Impact of Moradi and Halliburton decisions
The practical effect of these recent cases, generally, is to expand employer liability as a matter of policy, so that the employer bears the risks and costs of injuries that are foreseeable or “incidental” to the activities of that business. There is a trend toward defining occupational activities broadly and the courts have decided that one of the incidental activities extends to the commute to and from the workplace under the “required vehicle exception”. This exception comes into play when an employee uses his or her own vehicle to further the employer’s ends and is an exception to the older “coming and going” rule that used to exclude commutes from the ambit of employment activities.
The confusion begins when an employee deviates from his or her commute to run a personal errand. The courts must decide whether the personal errand was a minor deviation or substantial departure from the employer’s business. This answer to this question depends on the foreseeability of the particular errand and is often a question of fact; however, we now know that a quick trip to the gym or stop to buy food on the way home will probably be considered part of the commute home or “incidental” to job duties.
Employers should heed the recent decisions and be aware of the risks and potential liability involved with employees using their personal cars for work. Employers should first establish in-house policies and decide whether they expect employees to use personal vehicles. Second, it would be prudent to review insurance policies and ensure that employee accidents are covered.

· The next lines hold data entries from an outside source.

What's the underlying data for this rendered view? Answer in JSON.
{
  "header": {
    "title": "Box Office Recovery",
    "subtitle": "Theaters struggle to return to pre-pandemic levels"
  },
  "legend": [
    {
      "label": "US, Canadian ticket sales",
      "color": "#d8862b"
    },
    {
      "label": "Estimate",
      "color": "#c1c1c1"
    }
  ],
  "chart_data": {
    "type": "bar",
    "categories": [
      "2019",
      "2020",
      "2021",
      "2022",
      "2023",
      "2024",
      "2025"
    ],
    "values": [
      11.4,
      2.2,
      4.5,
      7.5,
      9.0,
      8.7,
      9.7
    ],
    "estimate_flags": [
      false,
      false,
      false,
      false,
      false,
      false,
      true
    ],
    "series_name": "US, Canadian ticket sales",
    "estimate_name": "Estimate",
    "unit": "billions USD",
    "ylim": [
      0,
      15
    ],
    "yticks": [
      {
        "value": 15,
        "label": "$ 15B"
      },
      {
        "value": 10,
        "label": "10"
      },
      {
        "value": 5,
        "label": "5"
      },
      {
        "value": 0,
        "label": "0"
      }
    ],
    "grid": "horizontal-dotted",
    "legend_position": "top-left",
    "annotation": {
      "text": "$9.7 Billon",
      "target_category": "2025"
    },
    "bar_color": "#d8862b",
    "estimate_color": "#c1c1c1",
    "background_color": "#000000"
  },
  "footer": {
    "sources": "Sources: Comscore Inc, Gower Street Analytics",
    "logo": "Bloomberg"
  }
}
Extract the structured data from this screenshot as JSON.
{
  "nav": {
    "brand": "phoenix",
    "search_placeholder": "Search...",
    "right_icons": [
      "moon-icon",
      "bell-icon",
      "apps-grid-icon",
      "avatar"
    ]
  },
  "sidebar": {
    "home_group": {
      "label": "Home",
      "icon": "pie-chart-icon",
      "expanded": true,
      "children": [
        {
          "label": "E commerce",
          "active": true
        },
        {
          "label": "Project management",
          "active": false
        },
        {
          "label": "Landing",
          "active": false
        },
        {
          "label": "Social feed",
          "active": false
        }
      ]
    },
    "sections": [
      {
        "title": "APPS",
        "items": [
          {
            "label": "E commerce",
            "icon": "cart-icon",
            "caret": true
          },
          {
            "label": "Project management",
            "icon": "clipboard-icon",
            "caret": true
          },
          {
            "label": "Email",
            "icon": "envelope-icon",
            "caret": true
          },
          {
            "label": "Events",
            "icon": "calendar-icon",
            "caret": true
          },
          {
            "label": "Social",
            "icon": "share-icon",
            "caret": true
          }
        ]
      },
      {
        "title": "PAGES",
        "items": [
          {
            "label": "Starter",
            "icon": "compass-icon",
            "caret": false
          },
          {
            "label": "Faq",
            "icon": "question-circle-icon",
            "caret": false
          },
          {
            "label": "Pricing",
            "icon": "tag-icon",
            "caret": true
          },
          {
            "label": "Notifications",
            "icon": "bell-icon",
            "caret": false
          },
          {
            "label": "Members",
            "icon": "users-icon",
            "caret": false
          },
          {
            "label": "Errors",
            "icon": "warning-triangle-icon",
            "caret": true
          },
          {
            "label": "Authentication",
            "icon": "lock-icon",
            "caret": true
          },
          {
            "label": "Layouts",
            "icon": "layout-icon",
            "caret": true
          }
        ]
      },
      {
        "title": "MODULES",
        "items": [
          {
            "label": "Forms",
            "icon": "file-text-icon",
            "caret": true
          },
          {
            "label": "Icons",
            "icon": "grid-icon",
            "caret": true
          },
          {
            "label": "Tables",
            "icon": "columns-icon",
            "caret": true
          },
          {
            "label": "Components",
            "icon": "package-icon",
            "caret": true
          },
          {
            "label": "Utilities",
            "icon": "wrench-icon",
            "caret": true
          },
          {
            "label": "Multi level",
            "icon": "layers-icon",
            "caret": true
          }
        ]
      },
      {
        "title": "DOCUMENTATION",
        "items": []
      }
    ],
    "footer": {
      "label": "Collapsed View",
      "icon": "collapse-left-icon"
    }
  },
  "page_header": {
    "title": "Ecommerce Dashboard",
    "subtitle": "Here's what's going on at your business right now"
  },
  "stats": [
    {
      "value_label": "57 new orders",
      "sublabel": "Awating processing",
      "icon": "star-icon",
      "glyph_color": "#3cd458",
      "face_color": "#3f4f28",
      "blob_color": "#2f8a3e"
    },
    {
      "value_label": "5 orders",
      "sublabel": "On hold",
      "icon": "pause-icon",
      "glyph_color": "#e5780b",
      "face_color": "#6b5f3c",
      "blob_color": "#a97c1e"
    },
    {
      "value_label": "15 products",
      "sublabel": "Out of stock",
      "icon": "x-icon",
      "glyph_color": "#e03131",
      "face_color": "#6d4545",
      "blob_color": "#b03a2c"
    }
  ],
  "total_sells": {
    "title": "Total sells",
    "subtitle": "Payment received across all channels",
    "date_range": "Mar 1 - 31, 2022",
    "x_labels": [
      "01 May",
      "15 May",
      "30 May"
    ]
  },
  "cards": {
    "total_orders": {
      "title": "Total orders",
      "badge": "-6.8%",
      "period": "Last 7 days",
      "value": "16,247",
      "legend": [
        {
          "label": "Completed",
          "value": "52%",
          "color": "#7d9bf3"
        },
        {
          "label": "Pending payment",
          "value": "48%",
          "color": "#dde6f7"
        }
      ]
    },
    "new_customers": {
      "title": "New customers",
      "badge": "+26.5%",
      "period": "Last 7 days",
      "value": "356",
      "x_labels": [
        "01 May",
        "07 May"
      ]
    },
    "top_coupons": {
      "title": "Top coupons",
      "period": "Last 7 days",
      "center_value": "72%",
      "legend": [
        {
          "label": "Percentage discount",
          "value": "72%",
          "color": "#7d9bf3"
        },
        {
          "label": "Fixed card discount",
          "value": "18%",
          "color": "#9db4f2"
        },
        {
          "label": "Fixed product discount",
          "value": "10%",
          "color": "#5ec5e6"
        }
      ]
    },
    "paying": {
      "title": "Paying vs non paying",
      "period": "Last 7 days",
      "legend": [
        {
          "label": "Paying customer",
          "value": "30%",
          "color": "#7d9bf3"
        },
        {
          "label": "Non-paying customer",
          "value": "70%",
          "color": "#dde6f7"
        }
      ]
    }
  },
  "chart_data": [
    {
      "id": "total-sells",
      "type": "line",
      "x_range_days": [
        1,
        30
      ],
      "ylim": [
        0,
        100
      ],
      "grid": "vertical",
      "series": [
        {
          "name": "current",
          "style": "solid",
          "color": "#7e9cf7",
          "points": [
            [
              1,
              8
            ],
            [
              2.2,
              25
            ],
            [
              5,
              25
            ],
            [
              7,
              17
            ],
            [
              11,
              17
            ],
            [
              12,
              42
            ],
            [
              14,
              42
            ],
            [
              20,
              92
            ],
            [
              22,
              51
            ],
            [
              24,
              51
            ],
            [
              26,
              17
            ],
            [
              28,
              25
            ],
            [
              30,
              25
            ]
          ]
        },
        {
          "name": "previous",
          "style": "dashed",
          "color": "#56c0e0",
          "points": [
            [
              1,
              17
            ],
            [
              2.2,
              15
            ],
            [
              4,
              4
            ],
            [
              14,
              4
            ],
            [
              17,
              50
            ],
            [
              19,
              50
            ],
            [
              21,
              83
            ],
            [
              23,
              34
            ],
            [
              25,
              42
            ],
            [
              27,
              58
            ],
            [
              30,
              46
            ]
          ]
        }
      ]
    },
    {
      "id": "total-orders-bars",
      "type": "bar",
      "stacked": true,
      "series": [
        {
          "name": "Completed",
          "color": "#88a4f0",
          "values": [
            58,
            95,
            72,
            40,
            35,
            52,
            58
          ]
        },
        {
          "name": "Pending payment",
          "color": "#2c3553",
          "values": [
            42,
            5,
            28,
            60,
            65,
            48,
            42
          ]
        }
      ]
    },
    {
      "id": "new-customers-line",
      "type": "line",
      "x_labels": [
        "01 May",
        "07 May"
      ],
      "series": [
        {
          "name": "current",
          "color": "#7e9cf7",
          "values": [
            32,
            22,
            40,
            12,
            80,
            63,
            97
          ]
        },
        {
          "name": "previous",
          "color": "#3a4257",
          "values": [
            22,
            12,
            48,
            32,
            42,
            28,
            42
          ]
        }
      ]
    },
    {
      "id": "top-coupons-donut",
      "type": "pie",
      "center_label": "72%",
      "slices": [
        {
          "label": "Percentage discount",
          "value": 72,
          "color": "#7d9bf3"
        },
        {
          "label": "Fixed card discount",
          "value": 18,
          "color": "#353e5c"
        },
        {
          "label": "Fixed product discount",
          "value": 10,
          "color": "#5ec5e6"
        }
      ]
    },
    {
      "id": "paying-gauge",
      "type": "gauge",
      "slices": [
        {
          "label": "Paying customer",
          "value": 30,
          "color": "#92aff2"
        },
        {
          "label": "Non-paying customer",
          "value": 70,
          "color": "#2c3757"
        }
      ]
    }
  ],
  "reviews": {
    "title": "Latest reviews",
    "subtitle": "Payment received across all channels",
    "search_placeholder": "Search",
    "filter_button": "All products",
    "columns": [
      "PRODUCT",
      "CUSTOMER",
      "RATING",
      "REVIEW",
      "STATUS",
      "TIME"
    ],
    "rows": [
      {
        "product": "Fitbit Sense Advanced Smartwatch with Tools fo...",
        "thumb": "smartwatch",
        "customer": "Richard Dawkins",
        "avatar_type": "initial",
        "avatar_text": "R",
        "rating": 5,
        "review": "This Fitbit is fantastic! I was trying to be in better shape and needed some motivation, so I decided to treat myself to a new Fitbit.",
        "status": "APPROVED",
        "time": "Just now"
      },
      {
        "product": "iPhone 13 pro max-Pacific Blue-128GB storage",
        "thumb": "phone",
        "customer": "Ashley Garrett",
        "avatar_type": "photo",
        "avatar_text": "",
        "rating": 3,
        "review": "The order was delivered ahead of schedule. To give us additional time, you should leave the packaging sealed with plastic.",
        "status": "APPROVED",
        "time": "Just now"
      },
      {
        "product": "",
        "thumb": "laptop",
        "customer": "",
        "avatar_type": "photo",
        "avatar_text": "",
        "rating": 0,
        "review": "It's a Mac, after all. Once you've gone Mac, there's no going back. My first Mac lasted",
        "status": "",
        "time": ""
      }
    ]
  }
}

Employers could also make sure they are reimbursing employees for work-related costs and mileage, but not for general commute time or other, non-work-related driving expenses.
As a final note, in cases where respondeat superior does not apply because the plaintiff has embarked on a substantial departure from work activities, there are still other remedies that may be available. The plaintiff could proceed under theories of negligent hiring or supervision against the employer, as well as permissive user statutes where vehicles are involved.